Failure to deliver: Sometimes because the internal incision is adequate but the external incision is too small the engaged nucleus may be difficult to deliver out. In these situations, either the external incision is enlarged or alternatively the nucleus can be removed piecemeal. The nucleus part visible outside is sliced off with a cystitome. The nucleus is pushed back into the anterior chamber and rotated 90 degrees and the viscoexpression is repeated. The nucleus usually delivers out because of a reduction in its dimensions; however, the same step could be repeated if needed.

Fish mouthing: In black cataracts, the nuclear thickness may be more than what the tunnel can open up and accommodate.
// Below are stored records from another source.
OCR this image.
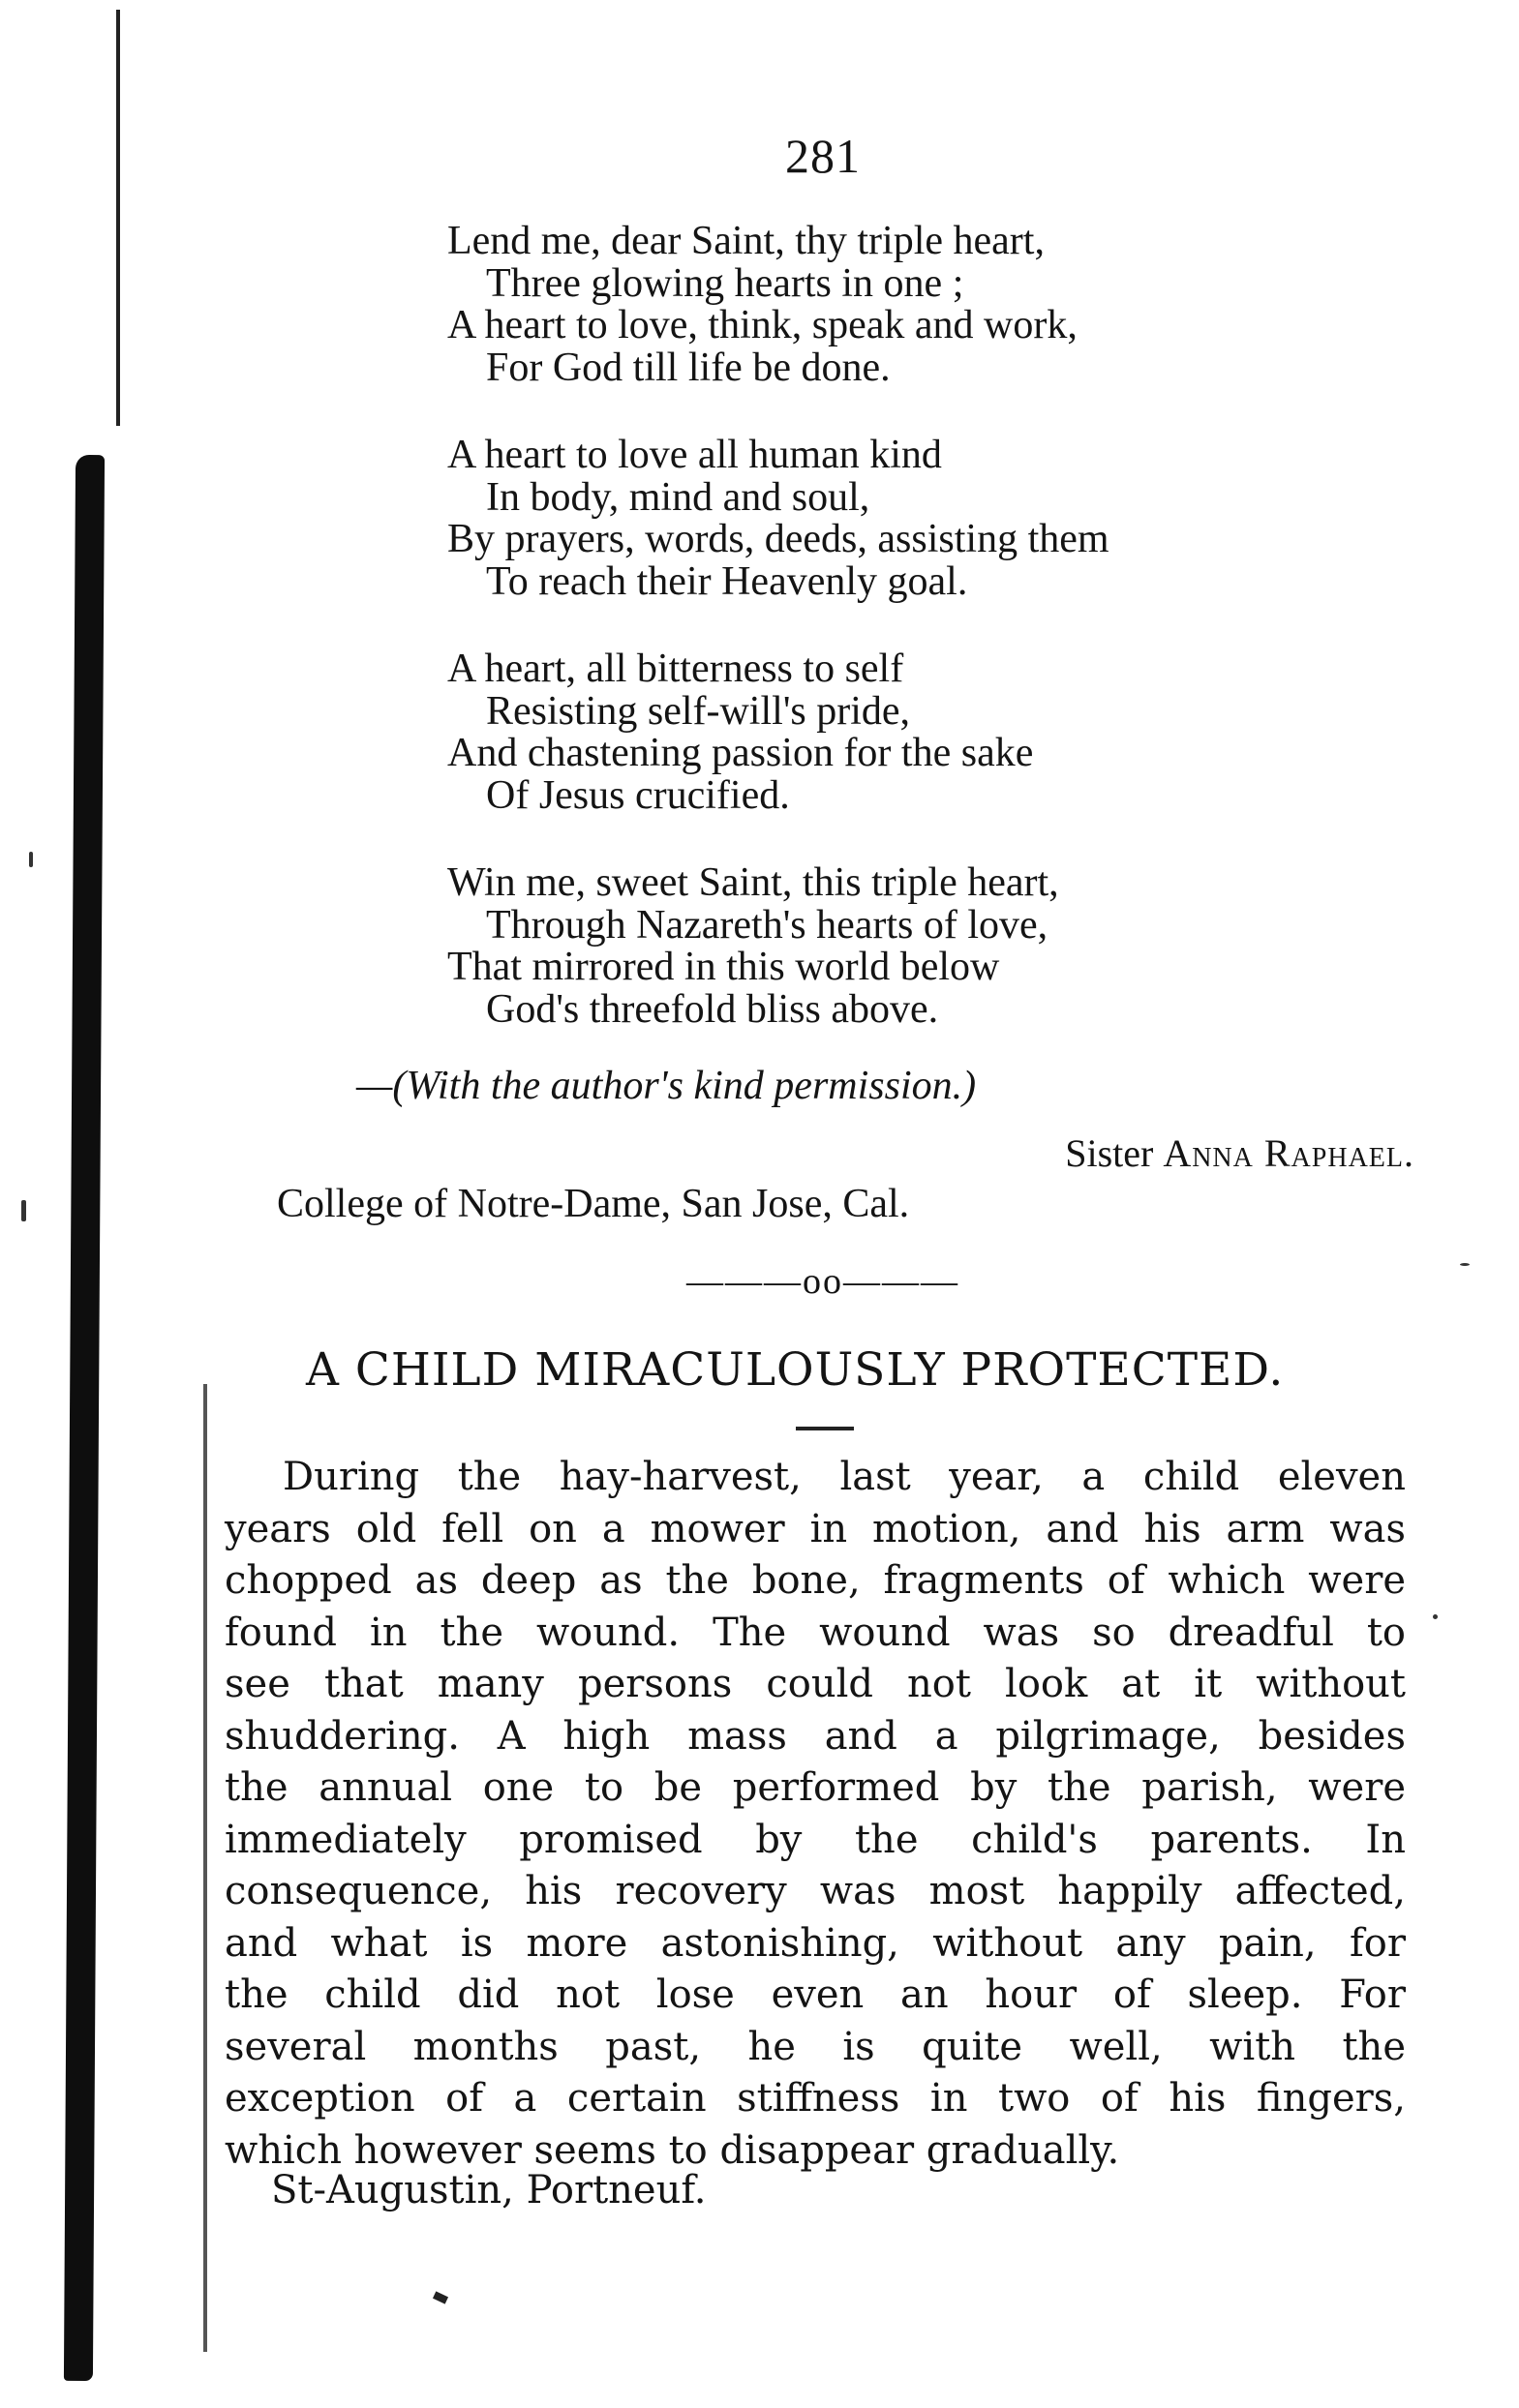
281
Lend me, dear Saint, thy triple heart,
Three glowing hearts in one ;
A heart to love, think, speak and work,
For God till life be done.
A heart to love all human kind
In body, mind and soul,
By prayers, words, deeds, assisting them
To reach their Heavenly goal.
A heart, all bitterness to self
Resisting self-will's pride,
And chastening passion for the sake
Of Jesus crucified.
Win me, sweet Saint, this triple heart,
Through Nazareth's hearts of love,
That mirrored in this world below
God's threefold bliss above.
—(With the author's kind permission.)
Sister Anna Raphael.
College of Notre-Dame, San Jose, Cal.
———oo———
A CHILD MIRACULOUSLY PROTECTED.
During the hay-harvest, last year, a child eleven
years old fell on a mower in motion, and his arm was
chopped as deep as the bone, fragments of which were
found in the wound. The wound was so dreadful to
see that many persons could not look at it without
shuddering. A high mass and a pilgrimage, besides
the annual one to be performed by the parish, were
immediately promised by the child's parents. In
consequence, his recovery was most happily affected,
and what is more astonishing, without any pain, for
the child did not lose even an hour of sleep. For
several months past, he is quite well, with the
exception of a certain stiffness in two of his fingers,
which however seems to disappear gradually.
St-Augustin, Portneuf.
Excessive stretching to accommodate causes fish mouthing at the edges of the tunnel causing a loss of viscoelastic and shallowing of the anterior chamber. Viscoexpression may fail in such situations.

Two percent HPMC from different manufacturers may have different viscosities. Low viscosity HPMC may make viscoexpression difficult. The viscosity may also go down if the viscoelastic has not cooled down after autoclaving. Use of a thinner cannula may slow the flow of viscoelastic and make viscoexpression difficult.

Corneal endothelial damage: During nucleus removal, instruments should be kept away from the cornea and should not push the nucleus against the cornea. Posterior pressure will help to open the incision for easier nucleus delivery. In addition, gently pulling the bridle suture makes nucleus delivery through the tunnel easier.[6] There should always be a layer of viscoelastic between the cornea and the nucleus.